Moreover, one hopes the benchmark will prod into action all of the firms that have not even bothered to join the fight against AMR. It is worth remembering that at the World Economic Forum’s annual meeting in January 2016, more than 80 companies signed a declaration promising to work toward solutions. And yet more than 70 of those firms do not appear on the AMF’s new index. Talk is cheap; these companies need to put their money where their mouth is.
As for generic producers, the AMF’s scoring of pollution could prove most important, given that many of these companies operate in developing countries where environmental degradation is a major concern. Policymakers and business leaders in these countries will want to pay attention to how their generic drug producers score, so that they can make improvements.
The benchmark’s third category concerns biotech firms, which conduct research into drugs that can combat the “priority pathogens” identified by the WHO. This category will be particularly helpful for financial analysts, or even for venture capitalists, given that specific advances could earn a future market-entry reward or have vast commercial potential. And, of course, the new scoring will also be important to the companies themselves, and for policymakers who are trying to strike a balance between “pull” incentives and current priority-drug needs.

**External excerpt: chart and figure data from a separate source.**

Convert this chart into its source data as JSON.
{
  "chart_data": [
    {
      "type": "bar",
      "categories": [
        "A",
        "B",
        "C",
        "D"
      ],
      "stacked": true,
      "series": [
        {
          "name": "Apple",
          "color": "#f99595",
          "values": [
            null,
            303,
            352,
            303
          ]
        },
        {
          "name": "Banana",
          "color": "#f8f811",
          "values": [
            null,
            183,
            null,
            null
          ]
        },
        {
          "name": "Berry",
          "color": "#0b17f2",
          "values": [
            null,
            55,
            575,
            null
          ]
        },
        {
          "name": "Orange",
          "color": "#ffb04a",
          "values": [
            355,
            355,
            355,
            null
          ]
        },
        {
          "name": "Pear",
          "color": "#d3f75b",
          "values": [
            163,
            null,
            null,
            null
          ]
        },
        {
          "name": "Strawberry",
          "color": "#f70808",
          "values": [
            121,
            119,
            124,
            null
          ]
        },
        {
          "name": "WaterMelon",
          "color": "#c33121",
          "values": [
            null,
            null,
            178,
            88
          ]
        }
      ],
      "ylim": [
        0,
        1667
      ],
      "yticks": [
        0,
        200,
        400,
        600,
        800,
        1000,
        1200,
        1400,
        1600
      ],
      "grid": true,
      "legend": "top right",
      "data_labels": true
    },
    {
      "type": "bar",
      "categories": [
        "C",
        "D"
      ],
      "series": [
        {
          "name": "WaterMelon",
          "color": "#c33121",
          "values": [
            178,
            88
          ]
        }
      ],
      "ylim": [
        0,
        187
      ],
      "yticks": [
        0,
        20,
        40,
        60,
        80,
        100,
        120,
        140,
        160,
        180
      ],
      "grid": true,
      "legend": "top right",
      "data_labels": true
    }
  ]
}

It would be great to see similar benchmarks for the major food producers and makers of diagnostics. Indeed, I have long believed that diagnostics could be the single biggest game changer in the fight against AMR. But for now, let us hope the pharmaceutical benchmark gets the attention it deserves.
Jim O’Neill, a former chairman of Goldman Sachs Asset Management and a former UK Treasury Minister, is Honorary Professor of Economics at Manchester University and former Chairman of the British government’s Review on Antimicrobial Resistance.